UFCW Canada

UFCW Canada

May 24, 2012 14:12 ET

Blacklisting allegations centre of community trial at Vancouver's Mexico consulate

Street theatre trial finds Mexico and its Vancouver consulate guilty of blacklisting migrant workers suspected of being union sympathizers

VANCOUVER, BRITISH COLUMBIA--(Marketwire - May 24, 2012) - The courtroom was the doorstep of Vancouver's Mexico consulate, as dozens of AWA and UFCW Canada activists and community allies assembled Wednesday for a community trial and protest. While the street theatre event was peaceful, the charges themselves were very serious: that Mexico and its Vancouver consulate colluded with some B.C. agriculture operations to blacklist Mexican migrant workers suspected of being union sympathizers (for background go to www.ufcw.ca/stoptheblacklist).

Acting as the community advocate for the workers was Raj Chouhan, the NDP MLA for Burnaby-Edmonds. "The Mexican Consulate of Vancouver has a practice of giving the workers 'workshops' when they arrive in Canada, telling them that if they complain about their working conditions, or speak to anybody other than their employers they will lose their jobs," Chouhan outlined to the community jury. The presentation was based on worker testimony presented earlier this spring to the BC Labour Relations Board (BCLRB).

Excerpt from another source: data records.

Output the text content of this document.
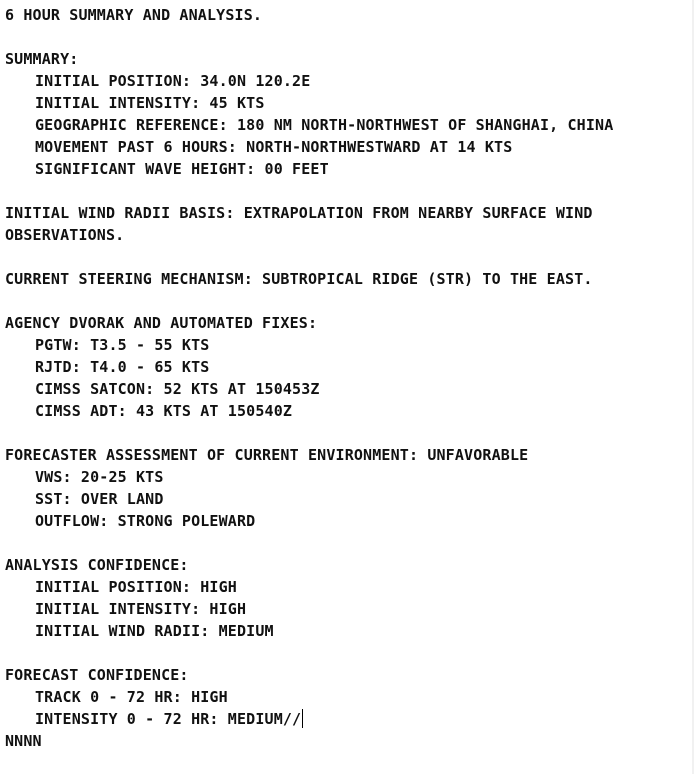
6 HOUR SUMMARY AND ANALYSIS.
SUMMARY:
INITIAL POSITION: 34.0N 120.2E
INITIAL INTENSITY: 45 KTS
GEOGRAPHIC REFERENCE: 180 NM NORTH-NORTHWEST OF SHANGHAI, CHINA
MOVEMENT PAST 6 HOURS: NORTH-NORTHWESTWARD AT 14 KTS
SIGNIFICANT WAVE HEIGHT: 00 FEET
INITIAL WIND RADII BASIS: EXTRAPOLATION FROM NEARBY SURFACE WIND
OBSERVATIONS.
CURRENT STEERING MECHANISM: SUBTROPICAL RIDGE (STR) TO THE EAST.
AGENCY DVORAK AND AUTOMATED FIXES:
PGTW: T3.5 - 55 KTS
RJTD: T4.0 - 65 KTS
CIMSS SATCON: 52 KTS AT 150453Z
CIMSS ADT: 43 KTS AT 150540Z
FORECASTER ASSESSMENT OF CURRENT ENVIRONMENT: UNFAVORABLE
VWS: 20-25 KTS
SST: OVER LAND
OUTFLOW: STRONG POLEWARD
ANALYSIS CONFIDENCE:
INITIAL POSITION: HIGH
INITIAL INTENSITY: HIGH
INITIAL WIND RADII: MEDIUM
FORECAST CONFIDENCE:
TRACK 0 - 72 HR: HIGH
INTENSITY 0 - 72 HR: MEDIUM//
NNNN
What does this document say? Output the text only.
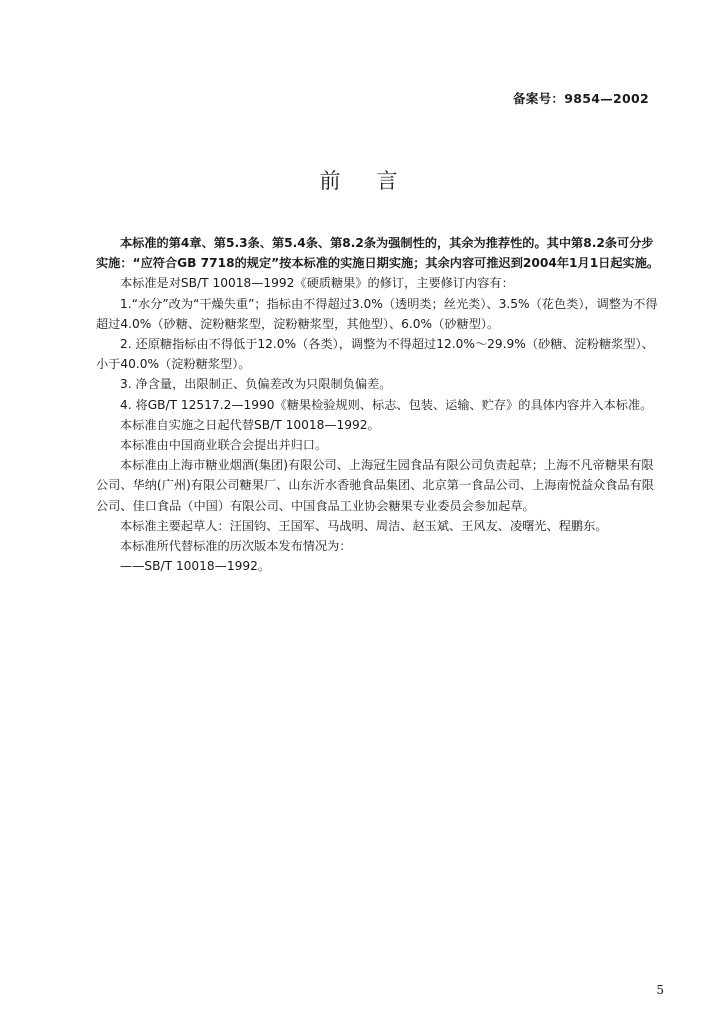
备案号：9854—2002
前言

本标准的第4章、第5.3条、第5.4条、第8.2条为强制性的，其余为推荐性的。其中第8.2条可分步实施：“应符合GB 7718的规定”按本标准的实施日期实施；其余内容可推迟到2004年1月1日起实施。

本标准是对SB/T 10018—1992《硬质糖果》的修订，主要修订内容有：

1.“水分”改为“干燥失重”；指标由不得超过3.0%（透明类；丝光类）、3.5%（花色类），调整为不得超过4.0%（砂糖、淀粉糖浆型，淀粉糖浆型，其他型）、6.0%（砂糖型）。

2. 还原糖指标由不得低于12.0%（各类），调整为不得超过12.0%～29.9%（砂糖、淀粉糖浆型）、小于40.0%（淀粉糖浆型）。

3. 净含量，出限制正、负偏差改为只限制负偏差。

4. 将GB/T 12517.2—1990《糖果检验规则、标志、包装、运输、贮存》的具体内容并入本标准。

本标准自实施之日起代替SB/T 10018—1992。

本标准由中国商业联合会提出并归口。

本标准由上海市糖业烟酒(集团)有限公司、上海冠生园食品有限公司负责起草；上海不凡帝糖果有限公司、华纳(广州)有限公司糖果厂、山东沂水香驰食品集团、北京第一食品公司、上海南悦益众食品有限公司、佳口食品（中国）有限公司、中国食品工业协会糖果专业委员会参加起草。

本标准主要起草人：汪国钧、王国军、马战明、周洁、赵玉斌、王风友、凌曙光、程鹏东。

本标准所代替标准的历次版本发布情况为：

——SB/T 10018—1992。

5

The community jury also heard of other evidence brought to the BCLRB. It indicated blacklisting activity by Mexico and its Vancouver consulate of Mexican migrant workers suspected of being union sympathizers at two B.C. agriculture operations where workers voted to unionize with UFCW Canada Local 1518. The character acting as the defense lawyer for Mexico and its Vancouver consulate explained to the jury that, "my client's concern is mostly to be in good terms with Canadians. My client just wants to make sure that Canada gets the workers they need, and that they are cheap and obedient."

The defense failed to move the jury. At the end of the trial, the community jury's proclamation found that, "the Mexican Consulate must be held accountable to stop the blacklisting of Mexican temporary workers and Mexican officials must be brought to justice."

The proclamation was then carried in and hand-delivered to the consulate office by Jim Sinclair, president of the British Columbia Federation of Labour, and Raúl Gatica and Gil Aguilar of the Agriculture Workers Alliance (AWA).

As for the outcome of the actual BCLRB hearings, Mexico has temporarily blocked proceedings at the labour board. During the BCLRB hearings earlier this spring, Mexico argued the allegations against it cannot be judged because of its claim of sovereign immunity. The BCLRB hearings into the blacklisting charges have been stayed, pending a ruling on the sovereign immunity issue by the Supreme Court of British Columbia.

THE B.C. SUPREME COURT WILL COMMENCE HEARINGS ON MEXICO'S CLAIM OF SOVEREIGN IMMUNITY ON MONDAY, MAY 28.